The Richter Scales guys are not much of a band commercially. They are more of a bad habit and make almost no money doing soemthing they love.
They tried to work with Lane with the exception of sending her money they don’t have. They might do a benefit and let people discuss the issue and raise some money to say “mea culpa”.
2 the head lemur // Dec 27, 2007 at 9:48 am
McD,
Thanks for the heads up. Corrected.
A DMCA takedown was not the tool for the job in this case. The damage here is not a pissing match over ‘fair use’ but the creativity that we will lose from folks who want to create, but won’t because of this sort ACME Rocket used to move a couple of inches, when a light touch will work.
But then, current Copyright Law is FUBAR.
14 years is long enough!
3 madame l. // Dec 31, 2007 at 1:52 am
could you explain to me what the AP’s personal use of their (online) photos policy is? i have read it and can’t understand.
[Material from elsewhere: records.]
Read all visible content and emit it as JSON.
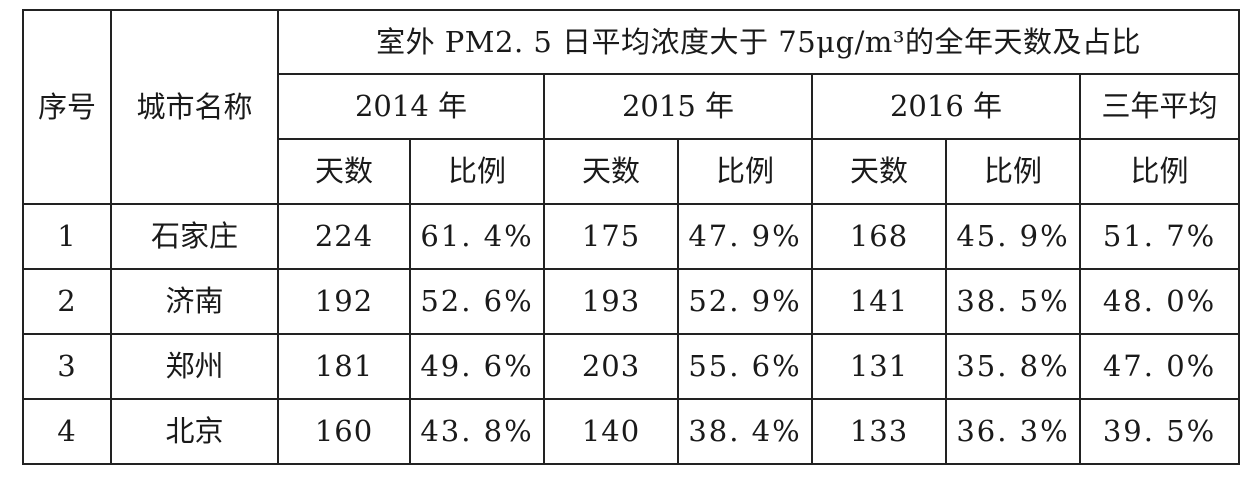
{
  "header": {
    "seq": "序号",
    "city": "城市名称",
    "title": "室外 PM2. 5 日平均浓度大于 75μg/m³的全年天数及占比",
    "years": [
      "2014 年",
      "2015 年",
      "2016 年",
      "三年平均"
    ],
    "sub": [
      "天数",
      "比例",
      "天数",
      "比例",
      "天数",
      "比例",
      "比例"
    ]
  },
  "rows": [
    {
      "seq": "1",
      "city": "石家庄",
      "d2014": "224",
      "p2014": "61. 4%",
      "d2015": "175",
      "p2015": "47. 9%",
      "d2016": "168",
      "p2016": "45. 9%",
      "avg": "51. 7%"
    },
    {
      "seq": "2",
      "city": "济南",
      "d2014": "192",
      "p2014": "52. 6%",
      "d2015": "193",
      "p2015": "52. 9%",
      "d2016": "141",
      "p2016": "38. 5%",
      "avg": "48. 0%"
    },
    {
      "seq": "3",
      "city": "郑州",
      "d2014": "181",
      "p2014": "49. 6%",
      "d2015": "203",
      "p2015": "55. 6%",
      "d2016": "131",
      "p2016": "35. 8%",
      "avg": "47. 0%"
    },
    {
      "seq": "4",
      "city": "北京",
      "d2014": "160",
      "p2014": "43. 8%",
      "d2015": "140",
      "p2015": "38. 4%",
      "d2016": "133",
      "p2016": "36. 3%",
      "avg": "39. 5%"
    }
  ]
}
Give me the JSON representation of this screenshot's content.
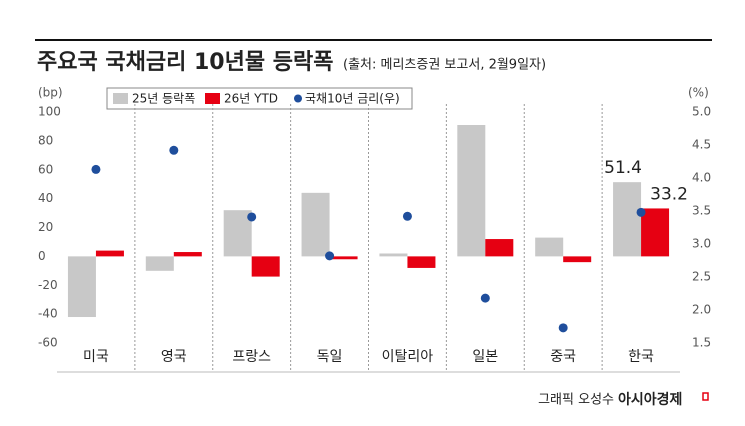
{
  "chart_data": {
    "type": "bar",
    "title": "주요국 국채금리 10년물 등락폭",
    "subtitle": "(출처: 메리츠증권 보고서, 2월9일자)",
    "y_label": "(bp)",
    "y2_label": "(%)",
    "categories": [
      "미국",
      "영국",
      "프랑스",
      "독일",
      "이탈리아",
      "일본",
      "중국",
      "한국"
    ],
    "series": [
      {
        "name": "25년 등락폭",
        "color": "#c8c8c8",
        "type": "bar",
        "values": [
          -42,
          -10,
          32,
          44,
          2,
          91,
          13,
          51.4
        ]
      },
      {
        "name": "26년 YTD",
        "color": "#e60012",
        "type": "bar",
        "values": [
          4,
          3,
          -14,
          -2,
          -8,
          12,
          -4,
          33.2
        ]
      },
      {
        "name": "국채10년 금리(우)",
        "color": "#1f4e9c",
        "type": "scatter",
        "axis": "y2",
        "values": [
          4.13,
          4.42,
          3.41,
          2.82,
          3.42,
          2.18,
          1.73,
          3.48
        ]
      }
    ],
    "ylim": [
      -60,
      100
    ],
    "yticks": [
      100,
      80,
      60,
      40,
      20,
      0,
      -20,
      -40,
      -60
    ],
    "y2lim": [
      1.5,
      5.0
    ],
    "y2ticks": [
      {
        "value": 5,
        "label": "5.0"
      },
      4.5,
      {
        "value": 4,
        "label": "4.0"
      },
      3.5,
      {
        "value": 3,
        "label": "3.0"
      },
      2.5,
      {
        "value": 2,
        "label": "2.0"
      },
      1.5
    ],
    "credit": "그래픽 오성수",
    "brand": "아시아경제"
  }
}
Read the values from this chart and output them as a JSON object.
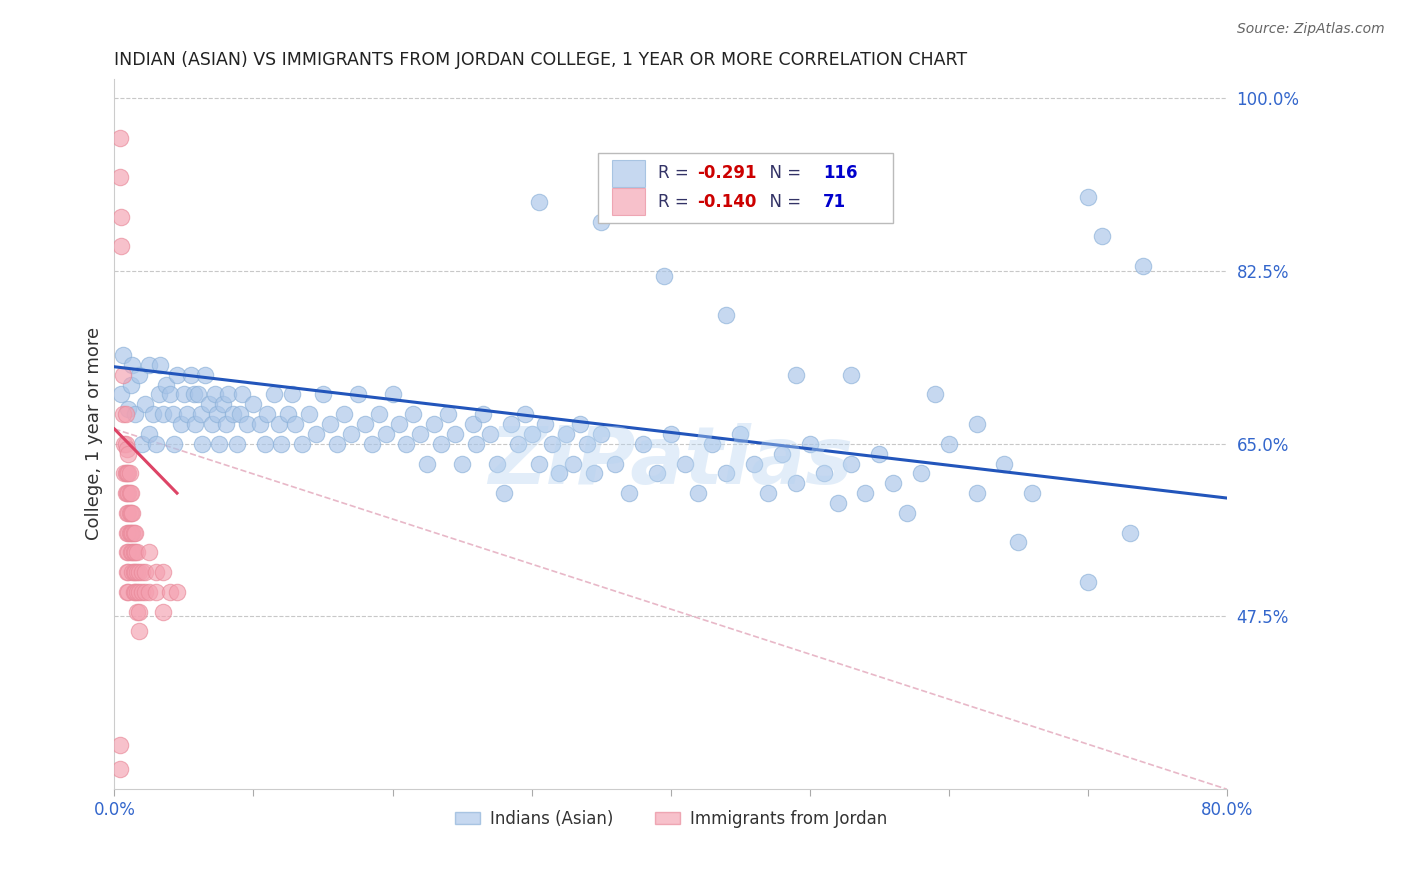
{
  "title": "INDIAN (ASIAN) VS IMMIGRANTS FROM JORDAN COLLEGE, 1 YEAR OR MORE CORRELATION CHART",
  "source": "Source: ZipAtlas.com",
  "ylabel": "College, 1 year or more",
  "xlim": [
    0.0,
    0.8
  ],
  "ylim": [
    0.3,
    1.02
  ],
  "grid_color": "#c8c8c8",
  "background_color": "#ffffff",
  "blue_color": "#a8c4e8",
  "pink_color": "#f4a0b0",
  "blue_line_color": "#2255bb",
  "pink_line_color": "#dd4466",
  "pink_dashed_color": "#e8b8c8",
  "legend_R1": "-0.291",
  "legend_N1": "116",
  "legend_R2": "-0.140",
  "legend_N2": "71",
  "legend_label1": "Indians (Asian)",
  "legend_label2": "Immigrants from Jordan",
  "watermark": "ZIPatlas",
  "ytick_vals": [
    0.475,
    0.65,
    0.825,
    1.0
  ],
  "ytick_labels": [
    "47.5%",
    "65.0%",
    "82.5%",
    "100.0%"
  ],
  "blue_trendline": [
    0.0,
    0.728,
    0.8,
    0.595
  ],
  "pink_trendline_solid": [
    0.0,
    0.665,
    0.045,
    0.6
  ],
  "pink_trendline_dashed": [
    0.0,
    0.665,
    0.8,
    0.3
  ],
  "blue_scatter": [
    [
      0.005,
      0.7
    ],
    [
      0.006,
      0.74
    ],
    [
      0.01,
      0.685
    ],
    [
      0.012,
      0.71
    ],
    [
      0.013,
      0.73
    ],
    [
      0.015,
      0.68
    ],
    [
      0.018,
      0.72
    ],
    [
      0.02,
      0.65
    ],
    [
      0.022,
      0.69
    ],
    [
      0.025,
      0.66
    ],
    [
      0.025,
      0.73
    ],
    [
      0.028,
      0.68
    ],
    [
      0.03,
      0.65
    ],
    [
      0.032,
      0.7
    ],
    [
      0.033,
      0.73
    ],
    [
      0.035,
      0.68
    ],
    [
      0.037,
      0.71
    ],
    [
      0.04,
      0.7
    ],
    [
      0.042,
      0.68
    ],
    [
      0.043,
      0.65
    ],
    [
      0.045,
      0.72
    ],
    [
      0.048,
      0.67
    ],
    [
      0.05,
      0.7
    ],
    [
      0.052,
      0.68
    ],
    [
      0.055,
      0.72
    ],
    [
      0.057,
      0.7
    ],
    [
      0.058,
      0.67
    ],
    [
      0.06,
      0.7
    ],
    [
      0.062,
      0.68
    ],
    [
      0.063,
      0.65
    ],
    [
      0.065,
      0.72
    ],
    [
      0.068,
      0.69
    ],
    [
      0.07,
      0.67
    ],
    [
      0.072,
      0.7
    ],
    [
      0.074,
      0.68
    ],
    [
      0.075,
      0.65
    ],
    [
      0.078,
      0.69
    ],
    [
      0.08,
      0.67
    ],
    [
      0.082,
      0.7
    ],
    [
      0.085,
      0.68
    ],
    [
      0.088,
      0.65
    ],
    [
      0.09,
      0.68
    ],
    [
      0.092,
      0.7
    ],
    [
      0.095,
      0.67
    ],
    [
      0.1,
      0.69
    ],
    [
      0.105,
      0.67
    ],
    [
      0.108,
      0.65
    ],
    [
      0.11,
      0.68
    ],
    [
      0.115,
      0.7
    ],
    [
      0.118,
      0.67
    ],
    [
      0.12,
      0.65
    ],
    [
      0.125,
      0.68
    ],
    [
      0.128,
      0.7
    ],
    [
      0.13,
      0.67
    ],
    [
      0.135,
      0.65
    ],
    [
      0.14,
      0.68
    ],
    [
      0.145,
      0.66
    ],
    [
      0.15,
      0.7
    ],
    [
      0.155,
      0.67
    ],
    [
      0.16,
      0.65
    ],
    [
      0.165,
      0.68
    ],
    [
      0.17,
      0.66
    ],
    [
      0.175,
      0.7
    ],
    [
      0.18,
      0.67
    ],
    [
      0.185,
      0.65
    ],
    [
      0.19,
      0.68
    ],
    [
      0.195,
      0.66
    ],
    [
      0.2,
      0.7
    ],
    [
      0.205,
      0.67
    ],
    [
      0.21,
      0.65
    ],
    [
      0.215,
      0.68
    ],
    [
      0.22,
      0.66
    ],
    [
      0.225,
      0.63
    ],
    [
      0.23,
      0.67
    ],
    [
      0.235,
      0.65
    ],
    [
      0.24,
      0.68
    ],
    [
      0.245,
      0.66
    ],
    [
      0.25,
      0.63
    ],
    [
      0.258,
      0.67
    ],
    [
      0.26,
      0.65
    ],
    [
      0.265,
      0.68
    ],
    [
      0.27,
      0.66
    ],
    [
      0.275,
      0.63
    ],
    [
      0.28,
      0.6
    ],
    [
      0.285,
      0.67
    ],
    [
      0.29,
      0.65
    ],
    [
      0.295,
      0.68
    ],
    [
      0.3,
      0.66
    ],
    [
      0.305,
      0.63
    ],
    [
      0.31,
      0.67
    ],
    [
      0.315,
      0.65
    ],
    [
      0.32,
      0.62
    ],
    [
      0.325,
      0.66
    ],
    [
      0.33,
      0.63
    ],
    [
      0.335,
      0.67
    ],
    [
      0.34,
      0.65
    ],
    [
      0.345,
      0.62
    ],
    [
      0.35,
      0.66
    ],
    [
      0.36,
      0.63
    ],
    [
      0.37,
      0.6
    ],
    [
      0.38,
      0.65
    ],
    [
      0.39,
      0.62
    ],
    [
      0.4,
      0.66
    ],
    [
      0.41,
      0.63
    ],
    [
      0.42,
      0.6
    ],
    [
      0.43,
      0.65
    ],
    [
      0.44,
      0.62
    ],
    [
      0.45,
      0.66
    ],
    [
      0.46,
      0.63
    ],
    [
      0.47,
      0.6
    ],
    [
      0.48,
      0.64
    ],
    [
      0.49,
      0.61
    ],
    [
      0.5,
      0.65
    ],
    [
      0.51,
      0.62
    ],
    [
      0.52,
      0.59
    ],
    [
      0.53,
      0.63
    ],
    [
      0.54,
      0.6
    ],
    [
      0.55,
      0.64
    ],
    [
      0.56,
      0.61
    ],
    [
      0.57,
      0.58
    ],
    [
      0.58,
      0.62
    ],
    [
      0.6,
      0.65
    ],
    [
      0.62,
      0.6
    ],
    [
      0.64,
      0.63
    ],
    [
      0.66,
      0.6
    ],
    [
      0.7,
      0.9
    ],
    [
      0.71,
      0.86
    ],
    [
      0.74,
      0.83
    ],
    [
      0.305,
      0.895
    ],
    [
      0.35,
      0.875
    ],
    [
      0.395,
      0.82
    ],
    [
      0.44,
      0.78
    ],
    [
      0.49,
      0.72
    ],
    [
      0.53,
      0.72
    ],
    [
      0.59,
      0.7
    ],
    [
      0.62,
      0.67
    ],
    [
      0.65,
      0.55
    ],
    [
      0.7,
      0.51
    ],
    [
      0.73,
      0.56
    ]
  ],
  "pink_scatter": [
    [
      0.004,
      0.96
    ],
    [
      0.004,
      0.92
    ],
    [
      0.005,
      0.88
    ],
    [
      0.005,
      0.85
    ],
    [
      0.006,
      0.72
    ],
    [
      0.006,
      0.68
    ],
    [
      0.007,
      0.65
    ],
    [
      0.007,
      0.62
    ],
    [
      0.008,
      0.68
    ],
    [
      0.008,
      0.65
    ],
    [
      0.008,
      0.62
    ],
    [
      0.008,
      0.6
    ],
    [
      0.009,
      0.645
    ],
    [
      0.009,
      0.62
    ],
    [
      0.009,
      0.6
    ],
    [
      0.009,
      0.58
    ],
    [
      0.009,
      0.56
    ],
    [
      0.009,
      0.54
    ],
    [
      0.009,
      0.52
    ],
    [
      0.009,
      0.5
    ],
    [
      0.01,
      0.64
    ],
    [
      0.01,
      0.62
    ],
    [
      0.01,
      0.6
    ],
    [
      0.01,
      0.58
    ],
    [
      0.01,
      0.56
    ],
    [
      0.01,
      0.54
    ],
    [
      0.01,
      0.52
    ],
    [
      0.01,
      0.5
    ],
    [
      0.011,
      0.62
    ],
    [
      0.011,
      0.6
    ],
    [
      0.011,
      0.58
    ],
    [
      0.011,
      0.56
    ],
    [
      0.012,
      0.6
    ],
    [
      0.012,
      0.58
    ],
    [
      0.012,
      0.56
    ],
    [
      0.012,
      0.54
    ],
    [
      0.013,
      0.58
    ],
    [
      0.013,
      0.56
    ],
    [
      0.013,
      0.54
    ],
    [
      0.013,
      0.52
    ],
    [
      0.014,
      0.56
    ],
    [
      0.014,
      0.54
    ],
    [
      0.014,
      0.52
    ],
    [
      0.014,
      0.5
    ],
    [
      0.015,
      0.56
    ],
    [
      0.015,
      0.54
    ],
    [
      0.015,
      0.52
    ],
    [
      0.015,
      0.5
    ],
    [
      0.016,
      0.54
    ],
    [
      0.016,
      0.52
    ],
    [
      0.016,
      0.5
    ],
    [
      0.016,
      0.48
    ],
    [
      0.018,
      0.52
    ],
    [
      0.018,
      0.5
    ],
    [
      0.018,
      0.48
    ],
    [
      0.018,
      0.46
    ],
    [
      0.02,
      0.52
    ],
    [
      0.02,
      0.5
    ],
    [
      0.022,
      0.52
    ],
    [
      0.022,
      0.5
    ],
    [
      0.025,
      0.54
    ],
    [
      0.025,
      0.5
    ],
    [
      0.03,
      0.52
    ],
    [
      0.03,
      0.5
    ],
    [
      0.035,
      0.52
    ],
    [
      0.035,
      0.48
    ],
    [
      0.04,
      0.5
    ],
    [
      0.045,
      0.5
    ],
    [
      0.004,
      0.345
    ],
    [
      0.004,
      0.32
    ]
  ]
}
if, for instance, someone were to integrate AP photos in an app for home use, would they be in violation? i have no qualms about taking anything from anyone, i just want to be clear on the rules.
appreciate it.
4 the head lemur // Jan 7, 2008 at 8:31 am
madame l,
I took a look and it looks like they are reserving ‘all’ rights. It is legal but as we both note silly in the extreme. Since we all have “right click copyright”
I wonder how they pay for the photos that independent photographers sell to them. AP doesn’t have a legion of photogs and does buy photos. I can’t conceive of every photographer signing all rights to the AP.
As far as home use, check with Dave Winer and see how much heat he is getting with FlickerFan.